Is Helicobacter pylori Anyway Pathogen in Children?

Abstract

Helicobacter pylori (H. pylori) infection is a continuous challenge for both gastroenterologists and pediatricians. The international guidelines regarding diagnostic and treatment pathways differ between adults and children. The pediatric guidelines are more restrictive because children are rarely affected by serious consequences, particularly in Western countries. Therefore, infected children should be treated only after a careful case-by-case evaluation by a pediatric gastroenterologist. In any case, recent studies are confirming an increasingly all-around pathological role of H. pylori even in asymptomatic children. For these reasons, following the current evidence, we feel that H. pylori-infected children could be treated starting in pre-adolescence, particularly in Eastern countries, because their stomachs have already begun to develop the biomarkers of gastric damage. Therefore, we believe that H. pylori is anyway pathogen in children. Nevertheless, the possible beneficial role of H. pylori in humans has not yet been conclusively disproved.

Keywords

children infection management adolescence

What is already known about this topic?

Current Western pediatric international guidelines on the management of H. pylori infection have a restrictive approach in both diagnosis and therapy compared to the guidelines for adults. In infected young adult patients without alarm signs, a “test and treat” strategy is recommended.

How our research contributes to the field?

Our research is based on the most recent evidence-based knowledge in the field and could contribute, at least in part, to raising questions about such a restrictive approach in infected children, encouraging new related studies.

Implications for theory, practice, or policy?

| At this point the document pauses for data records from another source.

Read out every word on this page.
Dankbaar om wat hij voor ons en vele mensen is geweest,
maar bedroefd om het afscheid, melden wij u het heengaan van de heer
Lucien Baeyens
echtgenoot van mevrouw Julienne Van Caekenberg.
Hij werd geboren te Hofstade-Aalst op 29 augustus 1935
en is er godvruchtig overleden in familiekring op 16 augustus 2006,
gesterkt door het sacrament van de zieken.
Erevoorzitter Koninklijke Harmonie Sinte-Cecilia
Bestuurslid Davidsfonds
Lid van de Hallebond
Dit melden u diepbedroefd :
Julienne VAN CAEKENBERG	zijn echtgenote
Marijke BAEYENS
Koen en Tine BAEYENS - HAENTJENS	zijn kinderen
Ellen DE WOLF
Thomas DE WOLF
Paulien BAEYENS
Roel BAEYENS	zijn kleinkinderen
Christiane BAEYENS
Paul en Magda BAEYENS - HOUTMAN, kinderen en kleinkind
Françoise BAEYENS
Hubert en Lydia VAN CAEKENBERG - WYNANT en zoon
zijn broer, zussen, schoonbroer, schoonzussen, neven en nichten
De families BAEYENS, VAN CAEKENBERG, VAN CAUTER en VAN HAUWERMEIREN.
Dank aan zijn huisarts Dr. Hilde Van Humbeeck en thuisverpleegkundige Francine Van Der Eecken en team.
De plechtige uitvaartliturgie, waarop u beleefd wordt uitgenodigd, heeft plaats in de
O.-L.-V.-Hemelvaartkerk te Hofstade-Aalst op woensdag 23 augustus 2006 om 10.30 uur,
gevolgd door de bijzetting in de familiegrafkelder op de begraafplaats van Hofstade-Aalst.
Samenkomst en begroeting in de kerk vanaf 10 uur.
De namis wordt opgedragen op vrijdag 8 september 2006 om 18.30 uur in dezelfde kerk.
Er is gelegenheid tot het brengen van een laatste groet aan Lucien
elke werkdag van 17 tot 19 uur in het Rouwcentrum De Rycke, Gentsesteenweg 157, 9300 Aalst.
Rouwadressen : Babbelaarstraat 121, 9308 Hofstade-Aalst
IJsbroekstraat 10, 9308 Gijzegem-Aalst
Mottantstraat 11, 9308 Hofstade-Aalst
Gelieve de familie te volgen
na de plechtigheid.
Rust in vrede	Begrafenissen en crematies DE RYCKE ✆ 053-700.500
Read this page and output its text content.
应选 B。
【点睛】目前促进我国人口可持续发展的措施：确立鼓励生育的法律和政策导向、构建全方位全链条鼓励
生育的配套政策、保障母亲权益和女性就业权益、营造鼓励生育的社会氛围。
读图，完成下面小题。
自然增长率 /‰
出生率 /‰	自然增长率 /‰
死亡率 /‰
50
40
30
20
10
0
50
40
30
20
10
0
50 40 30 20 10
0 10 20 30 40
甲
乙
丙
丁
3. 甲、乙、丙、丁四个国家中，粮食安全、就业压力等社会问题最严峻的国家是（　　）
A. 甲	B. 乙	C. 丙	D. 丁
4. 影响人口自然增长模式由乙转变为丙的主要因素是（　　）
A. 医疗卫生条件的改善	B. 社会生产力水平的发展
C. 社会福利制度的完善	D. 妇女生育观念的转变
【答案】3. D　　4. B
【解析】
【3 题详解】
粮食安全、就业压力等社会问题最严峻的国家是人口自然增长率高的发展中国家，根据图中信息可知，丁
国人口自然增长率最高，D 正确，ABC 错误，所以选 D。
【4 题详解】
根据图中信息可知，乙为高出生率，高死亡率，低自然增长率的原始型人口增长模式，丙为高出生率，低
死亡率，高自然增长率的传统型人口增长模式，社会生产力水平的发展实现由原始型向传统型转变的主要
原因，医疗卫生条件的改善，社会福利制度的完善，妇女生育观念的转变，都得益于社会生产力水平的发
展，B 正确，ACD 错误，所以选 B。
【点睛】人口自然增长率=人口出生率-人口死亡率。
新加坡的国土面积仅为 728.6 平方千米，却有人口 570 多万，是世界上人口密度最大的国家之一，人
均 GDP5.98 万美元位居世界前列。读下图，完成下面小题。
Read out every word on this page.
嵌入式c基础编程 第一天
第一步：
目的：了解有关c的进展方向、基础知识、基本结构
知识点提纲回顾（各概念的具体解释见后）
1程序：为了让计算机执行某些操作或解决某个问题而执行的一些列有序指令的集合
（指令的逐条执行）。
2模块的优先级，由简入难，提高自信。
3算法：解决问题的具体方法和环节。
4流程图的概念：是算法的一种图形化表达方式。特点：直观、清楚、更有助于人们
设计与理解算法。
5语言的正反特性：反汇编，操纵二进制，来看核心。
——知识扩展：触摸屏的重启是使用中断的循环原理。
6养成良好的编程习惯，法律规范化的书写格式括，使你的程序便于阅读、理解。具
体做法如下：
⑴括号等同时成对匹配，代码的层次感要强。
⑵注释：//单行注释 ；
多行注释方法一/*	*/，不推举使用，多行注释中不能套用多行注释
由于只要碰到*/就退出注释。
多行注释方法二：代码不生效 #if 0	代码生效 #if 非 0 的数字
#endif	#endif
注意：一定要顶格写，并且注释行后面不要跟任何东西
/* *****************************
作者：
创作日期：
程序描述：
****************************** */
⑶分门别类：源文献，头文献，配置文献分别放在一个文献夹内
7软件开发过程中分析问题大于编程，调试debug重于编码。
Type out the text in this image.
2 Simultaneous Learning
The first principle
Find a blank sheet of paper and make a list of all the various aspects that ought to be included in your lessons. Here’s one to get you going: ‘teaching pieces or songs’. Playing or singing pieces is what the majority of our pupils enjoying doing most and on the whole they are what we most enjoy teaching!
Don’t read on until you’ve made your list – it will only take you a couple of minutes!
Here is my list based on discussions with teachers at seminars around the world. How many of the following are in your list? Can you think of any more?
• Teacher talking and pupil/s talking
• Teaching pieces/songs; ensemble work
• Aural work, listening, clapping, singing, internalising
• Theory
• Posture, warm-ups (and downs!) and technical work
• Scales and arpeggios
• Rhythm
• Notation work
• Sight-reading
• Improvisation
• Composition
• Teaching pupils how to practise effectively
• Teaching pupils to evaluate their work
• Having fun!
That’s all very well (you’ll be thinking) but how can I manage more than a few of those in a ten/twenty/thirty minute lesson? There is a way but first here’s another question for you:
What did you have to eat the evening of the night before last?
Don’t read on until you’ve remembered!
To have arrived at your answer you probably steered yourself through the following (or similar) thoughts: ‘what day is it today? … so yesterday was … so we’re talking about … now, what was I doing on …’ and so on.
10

Our study should motivate researchers to better evaluate why treatment should not necessarily be ruled out for H. pylori-infected children with no alarm signs, considering the possible risks linked to ongoing infection, despite the fact that they are clinically paucisymptomatic or asymptomatic. Treating Western children with H. pylori infection, although they have a low risk of developing H. pylori-related gastric cancer, could prevent the onset of certain related minor diseases such as iron deficiency anemia, chronic idiopathic thrombocytopenic purpura, and failure to thrive.

Helicobacter pylori (H. pylori) infection remains an important cause of gastrointestinal and non-gastrointestinal diseases such as iron deficiency anemia, idiopathic thrombocytopenic purpura.^1-6 This infection is predominantly acquired during infancy or childhood and the primary transmission route is by close person-to-person contact, mainly within the same household.⁷

The latest ESPGHAN/NASPGHAN guidelines recommend that before deciding to investigate H. pylori infection in children with abdominal pain, we should carefully evaluate whether upper gastrointestinal endoscopy is needed to better study all possible causes and not merely focus on H. pylori infection.⁸ On the other hand, H. pylori infection must be treated in children with peptic ulcer disease or in the event of a first-degree relative with gastric cancer. The guidelines do not recommend the “test and treat” strategy in children. Similarly, if H. pylori infection is incidentally diagnosed during upper digestive endoscopy performed for an unrelated clinical suspicion, the subsequent eradication treatment should be considered only after a careful discussion of the risks and benefits with parents. In fact, eradication does not always improve symptoms and may increase the risk of developing gastroesophageal reflux disease, allergic diseases, and asthma.⁸ This is because the prevalence of neoplastic complications of H. pylori infection during childhood is very low, especially in Western countries. On the contrary, in some Asian countries like China and Japan, where the prevalence of H. pylori-associated gastric cancer is high, the benefits of eradication outweigh the risks linked to treatment in children.⁸

It is known that H. pylori infection causes a chronic low-grade inflammatory response in the gastro-duodenal mucosa, which may persist lifelong if the infection is not treated.^2,9 So in any case, infected children will have gastric inflammation, although with inter-individual variability of severity, and they can also develop several associated diseases.^8,10 For example, many studies have confirmed a strong association between H. pylori infection and iron deficiency anemia.^11-14 Chronic immune thrombocytopenic purpura in adults can be resolved by H. pylori eradication, but the effect of antibiotic treatment for pediatric patients has not yet been fully clarified.^{2,11,12,15-17}

However, there are discordant results regarding the association between H. pylori infection and failure to thrive in children. Yang et al¹⁸ reported that successful eradication of H. pylori during childhood increases growth and restores serum acylated ghrelin levels. Another study reported a higher percentage of delayed growth in children infected with H. pylori compared with controls, while others reported no causative effect.^19-22 A very recent meta-analysis by Wei et al¹⁰ suggests that “preventing and detecting H. pylori infection in children may be critical to ensure normal growth and development during childhood.”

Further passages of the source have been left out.